Senam Massal Jadi Kegiatan Rutin Warga Kampung Tangguh Desa Tenggir

0
Bhasafm
Kampung Tangguh-Warga di kampung tangguh Desa Tenggir mengikuti senam massal setiap hari untuk menjaga kebugaran tubuh (foto Ist)

Situbondo- Senam sehat jadi kegiatan rutin warga kampung tangguh Desa tenggir, Kecamatan Panji. Setiap pukul 10 pagi, warga sudah berkumpul mengikuti senam massal. Senam sehat ini dimotori Lukmal Al Habsi, warga setempat yang sebelumnya sempat di karantina di hotel Sidomuncul, namun dipulangkan karena hasilnya negatif.

Desa Tenggir dijadikan  kampung tangguh, menyusul adanya puluhan warganya terpapar virus Corona. Beberapa pasien positif di tempat ini meninggal dunia.

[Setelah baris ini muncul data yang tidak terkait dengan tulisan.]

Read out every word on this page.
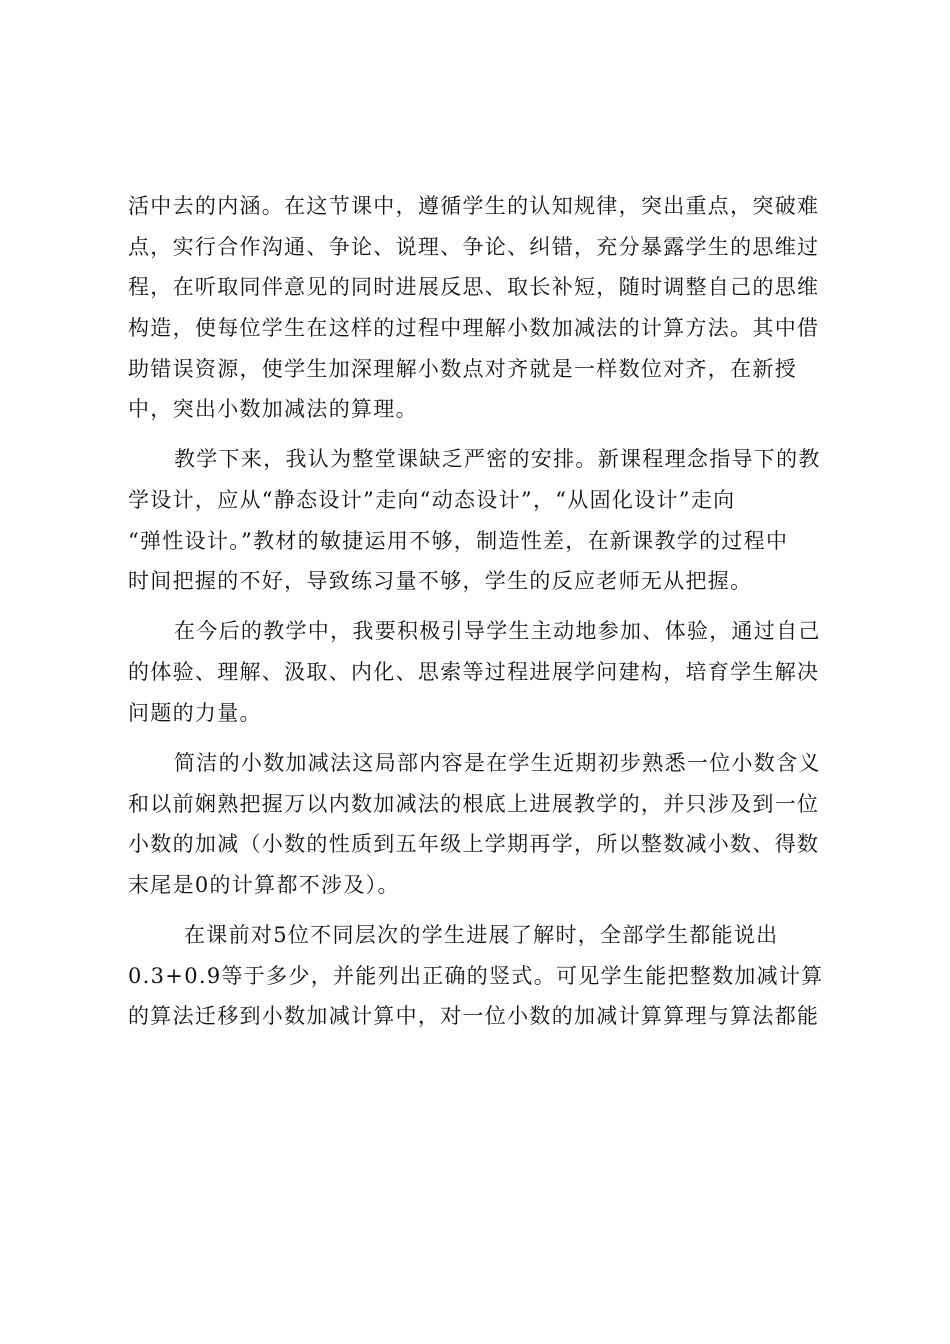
活中去的内涵。在这节课中，遵循学生的认知规律，突出重点，突破难
点，实行合作沟通、争论、说理、争论、纠错，充分暴露学生的思维过
程，在听取同伴意见的同时进展反思、取长补短，随时调整自己的思维
构造，使每位学生在这样的过程中理解小数加减法的计算方法。其中借
助错误资源，使学生加深理解小数点对齐就是一样数位对齐，在新授
中，突出小数加减法的算理。
教学下来，我认为整堂课缺乏严密的安排。新课程理念指导下的教
学设计，应从“静态设计”走向“动态设计”，“从固化设计”走向
“弹性设计。”教材的敏捷运用不够，制造性差，在新课教学的过程中
时间把握的不好，导致练习量不够，学生的反应老师无从把握。
在今后的教学中，我要积极引导学生主动地参加、体验，通过自己
的体验、理解、汲取、内化、思索等过程进展学问建构，培育学生解决
问题的力量。
简洁的小数加减法这局部内容是在学生近期初步熟悉一位小数含义
和以前娴熟把握万以内数加减法的根底上进展教学的，并只涉及到一位
小数的加减（小数的性质到五年级上学期再学，所以整数减小数、得数
末尾是0的计算都不涉及）。
在课前对5位不同层次的学生进展了解时，全部学生都能说出
0.3+0.9等于多少，并能列出正确的竖式。可见学生能把整数加减计算
的算法迁移到小数加减计算中，对一位小数的加减计算算理与算法都能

Menurut Lukman, kegiatan senam sehat itu awalnya hanya diikuti 10 orang. Setiap hari warga RT 1 RW 7   yang ikut senam terus bertambah hingga mencapai sekitar 50 orang.

“Alhamdulillah, warga mulai sadar akan pentingnya berolahraga. Jadi setiap hari mereka ikut senam di halaman rumah saya, ” kata Lukman, Selasa 9 Juni 2020

Lukman menambahkan, kegiatan senam sehat tersebut tak mengganggu aktifitas warga. Sebelum mengikuti senam, warga melakukan aktifitas seperti biasa. Mereka yang pergi ke sawah setiap jam 10 pulang untuk mengikuti senam.

BACA JUGA :  Polres Situbondo Siap Amankan Kampanye Paslon Dengan Penerapan Protokol Kesehatan Covid

Menurutnya, sebagian kalangan menganggap warga di Dusun Tenggir barat seolah menjadi tempat angker, karena banyak warga tepapar Covid-19. Padahal aktifitas warga tetap seperti biasa, hanya lebih memperketat menjalankan protokol kesehatan covid.

“Saya bersyukur kegiatan senam massal di tempat saya mendapat support berbagai kalangan, baik Satgas desa maupun Forkopimka. Tadi ada pak Kades dan Kepala Puskesmas Panjii datang kesini,”kata  Lukman

Lukman mengaku, Usai senam massal dilanjutkan sosialisasi, untuk mengingatkan warga mematuhi protokol kesehatan Covid, apalagi akan diberlakukannya New Normal.

“Karena kebetulan saya bekerja di Kantor Kecamatan Situbondo dan juga anggota Satgas, saya selalu disuruh ikut memberikan sosialisasi,” ujarnya.

Lukman menambahkan, warga selalu diingatkan agar mengenakan masker, jaga jarak aman serta menyediakan tempat cuci tangan di rumah mereka masing-masing.

“Kita juga mengingatkan agar warga tak pergi ke luar rumah jika tidak ada kepentingan mendesak,” pungkasnya.